Price and Availability
Both sit in the entry price tier and are widely available internationally.
Toki is one of the most common Japanese whiskies on shelves. You’ll find it at grocery stores, big box retailers, and every online whisky shop. Nikka Days has slightly narrower distribution but is still easy to find at any decent spirits retailer.
Days typically costs slightly more than Toki. Whether the premium is justified depends on whether you value JSLMA compliance (Toki’s advantage) or flavor versatility (Days’ advantage).
For a wider look at bottles in this price range, see our guide to the best Japanese whisky under $50.
How They Compare to Alternatives
At this price tier, you have other options worth considering:
Suntory Kakubin is cheaper than both, JSLMA compliant, and the actual highball whisky of Japan. If all you want is highball material, Kakubin is the more authentic and affordable choice.
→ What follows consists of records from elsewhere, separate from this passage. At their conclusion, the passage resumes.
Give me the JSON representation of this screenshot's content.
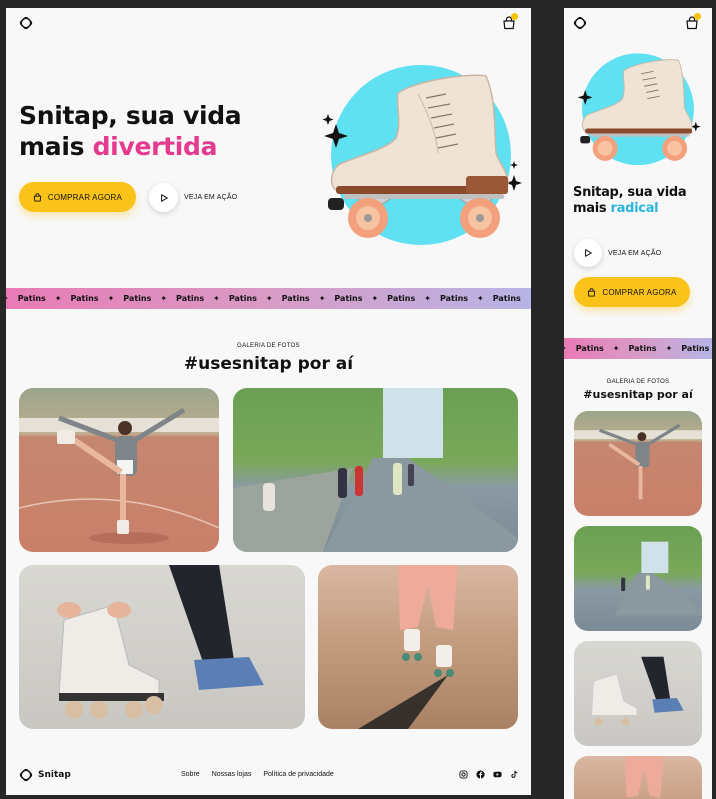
{
  "brand": {
    "name": "Snitap"
  },
  "colors": {
    "yellow": "#f9c31a",
    "pink": "#e63a8f",
    "cyan": "#2bb6dc",
    "circle": "#5fe1f2"
  },
  "desktop": {
    "hero": {
      "title_line1": "Snitap, sua vida",
      "title_line2_prefix": "mais ",
      "title_accent": "divertida"
    },
    "buy_label": "COMPRAR AGORA",
    "watch_label": "VEJA EM AÇÃO"
  },
  "mobile": {
    "hero": {
      "title_line1": "Snitap, sua vida",
      "title_line2_prefix": "mais ",
      "title_accent": "radical"
    },
    "buy_label": "COMPRAR AGORA",
    "watch_label": "VEJA EM AÇÃO"
  },
  "marquee": {
    "item": "Patins",
    "separator": "✦"
  },
  "gallery": {
    "label": "GALERIA DE FOTOS",
    "title": "#usesnitap por aí"
  },
  "footer": {
    "links": [
      "Sobre",
      "Nossas lojas",
      "Política de privacidade"
    ],
    "social": [
      "instagram-icon",
      "facebook-icon",
      "youtube-icon",
      "tiktok-icon"
    ]
  }
}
It’s harder to find outside Japan, though.
The Chita Single Grain sits at a similar price but offers a different profile: honey, vanilla, and a creamy lightness that comes from being a single grain whisky. JSLMA compliant. Worth trying if you find both Toki and Days too similar.
Iwai 45 from Mars Whisky is JSLMA compliant, bottled at 45% ABV, and offers a slightly richer malt character. It’s less well known but punches above its price.
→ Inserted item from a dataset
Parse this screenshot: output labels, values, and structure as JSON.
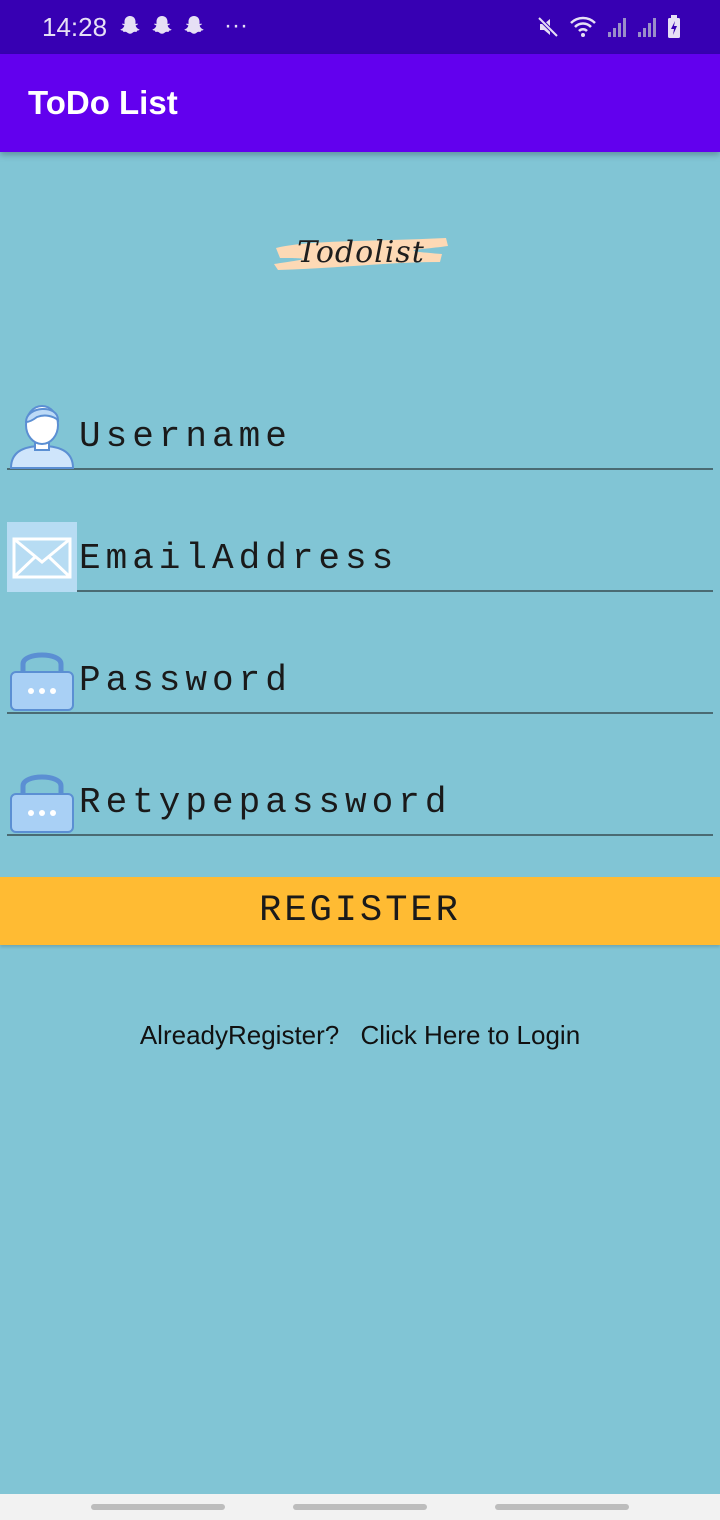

For a full comparison of the Suntory and Nikka lineups, see our Suntory lineup guide, Nikka lineup guide, and Suntory vs Nikka comparison.
Quick Comparison
| Suntory Toki | Nikka Days | |
|---|---|---|
| ABV | 43% | 40% |
| Category | Blended | Blended |
| Distillery Sources | Yamazaki, Hakushu, Chita | Yoichi, Miyagikyo, Coffey grain |
| JSLMA Compliant | Yes | No (imported components) |
| Price Tier | Entry | Entry |
| Best Serve | Highball | Highball, neat, on the rocks |
| Flavor Profile | Citrus, green apple, clean | Pear, peach, malt sweetness |
| Finish | Short, crisp | Short, fruity |
| US Availability | Very easy | Easy |
The Bottom Line
Buy Toki if you make highballs and care about getting genuine Japanese whisky. It’s JSLMA compliant, built for mixing, and does its one job well. The community generally sees it as a gateway whisky you’ll eventually graduate from, and that’s fine. Not every bottle needs to be a destination.
Buy Days if you want a bottle that works across more serves and you’re less concerned about JSLMA compliance. Days has more flavor, more fruit, and more versatility. It’s a better casual sipper and makes a different, softer style of highball.
Skip both if you’re willing to spend a little more. Nikka From The Barrel (also not JSLMA compliant, but at 51.4% ABV and dramatically more complex) or Taketsuru Pure Malt (JSLMA compliant, richer malt character) will give you something worth coming back to. Neither Toki nor Days will blow your mind. They’ll just do the job, which is sometimes exactly what you need.
Other entry level options worth exploring: Black Nikka Rich Blend and Super Nikka for affordable Nikka blends, Nikka Session for a slightly more interesting Nikka blend, Hibiki Japanese Harmony as the next step up in Suntory’s range, and Suntory Kakubin Highball Can for the ultimate grab and go highball experience. go highball experience.